Monday, October 15, 2012

Globalisation of floods: The start of hundred years of change in Nigeria. By Dele Sobowale


“Climate change is more threatening than people realize”- Dr Kim, CNN, October 12, 2012.

Another climatologist has gone further by stating that climate change and the advent of perennial floods are already reshaping civilization as we know it and very few countries will emerge intact from the impact of climate change. Nigeria is no exception. Countries with long coastal regions and many rivers, which hitherto had benefited from water provided by rivers, seas and oceans will be the hardest hit.

It was in the 1980s that globalisation of markets became the mantra of the leading thinkers in management studies. “In today’s market you don’t have to go abroad to experience international competition. Sooner or later, the world comes to you”. “Harvard Business Review, March-April, 2002”. (VANGUARD BOOK OF QUOTATIONS p75). That explains why no sooner than a new product is released in America, Japan, China, etc, and it is available in Nigerian  markets.

Unfortunately, it is not products, services and ideas that are being globalised; the miseries of climate change brought about mainly by the economic and social activities in the leading economies, USA, China, Japan, Europe, Russia, Brazil, and Asian Tigers are being visited on rich and poor countries alike. Nigerians and other African countries, which account for less than three per cent of global output of goods will pay a disproportionate share of the penalties of globalization of floods.

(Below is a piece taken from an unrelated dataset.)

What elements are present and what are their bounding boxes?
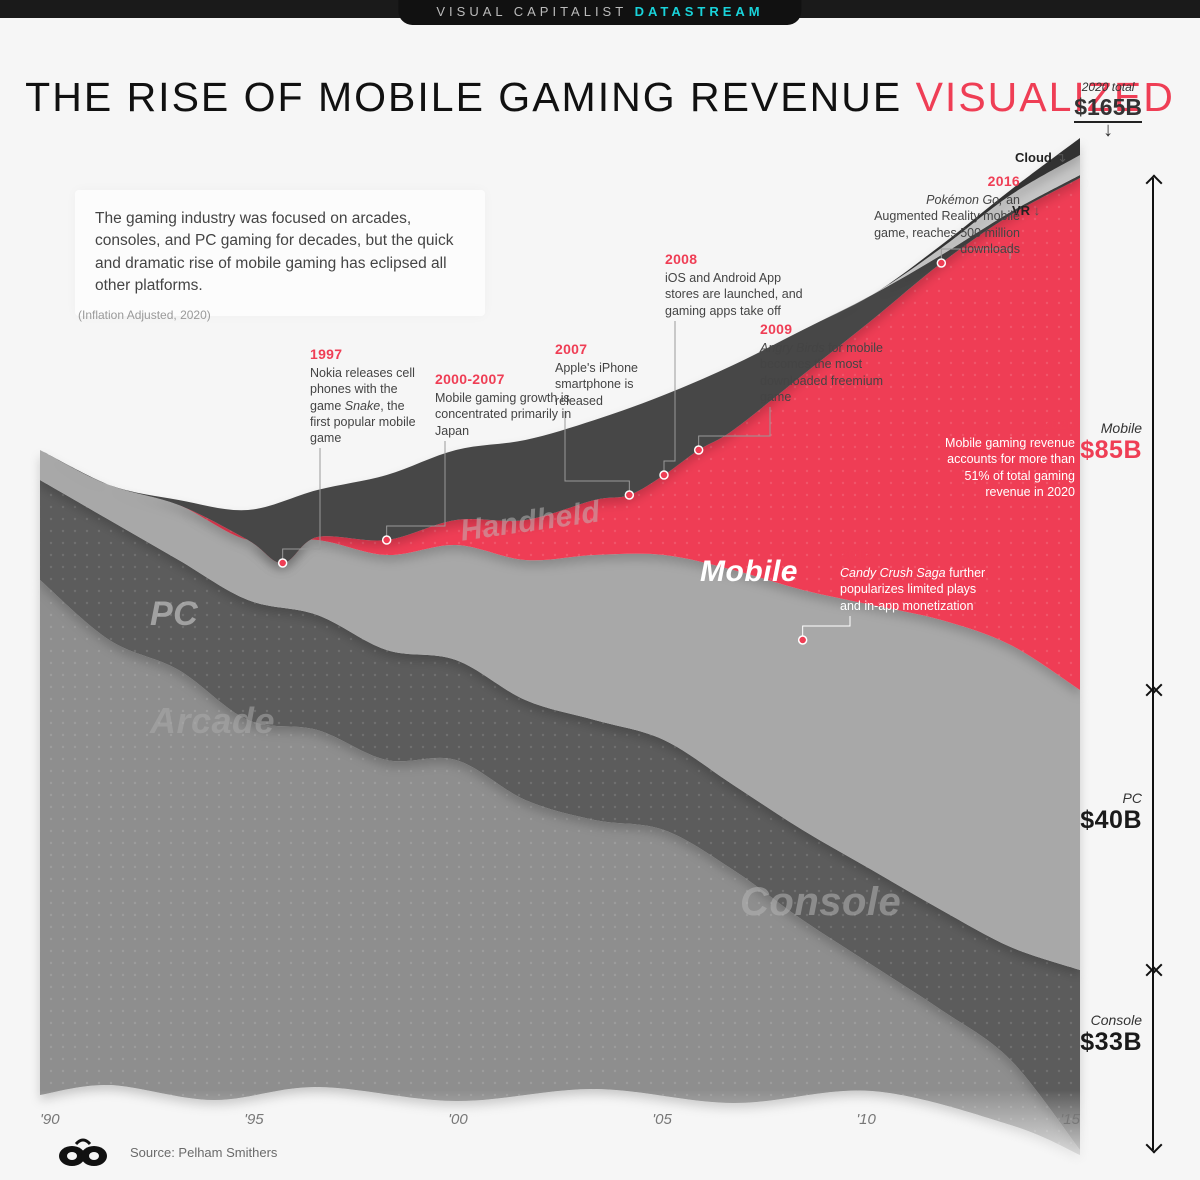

The devastating floods Nigeria is experiencing in 2012 is not a one-off event; neither did it start a few years ago. The events leading to this year’s catastrophy began hundreds of years ago and will probably escalate in intensity for several decades beyond this year. Without realizing it, 2012 marks the end of economic, social and perhaps political life as we know it in Nigeria.

President Jonathan’s provision of N17.2 billion to the states most directly involved, as well as the administrators of the national response, is a step in the right direction. But, in reality, it amounts to pissing in the desert in order to provide water for irrigation systems. It does not even pay for the enormous challenges facing researchers who must very rapidly provide the master plan for our future survival as a nation under siege of water.

The announcement by Alhaji Aliko Dangote, the co-chairman of the Fund Raising Committee, that the committee will aim for NI00 billion is a step in the right direction – as long as it is realized by all the governments of Nigeria that this is only a small step in a journey of one hundred years or more.

One hundred billion naira does not even begin to address the fundamental problems which perpetual flooding might throw at this nation. To make matters worse, we are not even in total control of our fate. Many parts of Nigeria would have been flooded even without the release of water from two dams.

The first was the Cameroonian dam which devastated further states along River Benue; the second was the dam in Guinea which added to the waters of the Niger and swelled its banks beyond areas hitherto reached by that river.

The two dams are still there and they have been constructed for maximum levels of rainfall far less than what we now experience in the region. So next year, if the rainfall is as heavy as what we now experience, the dams waters will be released again and our territory will be inundated once more. It is difficult to imagine how N17.2 billion or even N100 billion will solve the enormous problems we will have to face henceforth.

For once, President Jonathan enjoys my sympathies because he is confronted with this monster problem, relentless and ruinous floods, which no other leader had ever had to manage and which no leader worldwide was prepared to face so suddenly. At the same time, he can take comfort in the fact that the Chinese had long defined a “crisis” as a mixture of problems and opportunities.

The problems are here quite alright, in gargantuan dimensions; but, there is also a glimmer of hope that Goodluck Jonathan might have been provided with the opportunity to reshape Nigeria in a way no other leader has ever had to do. If Jonathan rises to the occasion, posterity will write his name in gold – irrespective of what the present generation of Nigerians say about his performance. If he fails; our civilsation, as we know it, might never recover from the calamity that will follow.

P.S. Welcome to a new series of articles, starting soon, which will be titled FLOODWATCH. It will be based on real site visits to flooded areas in many states of Nigeria. The government has a job to do; so do the media. Together the first and fourth estates of the realm must educate Nigerians about the novel challenge to our national survival. For once, we cannot start by blaming President Jonathan; even his people at Otuoke are victims.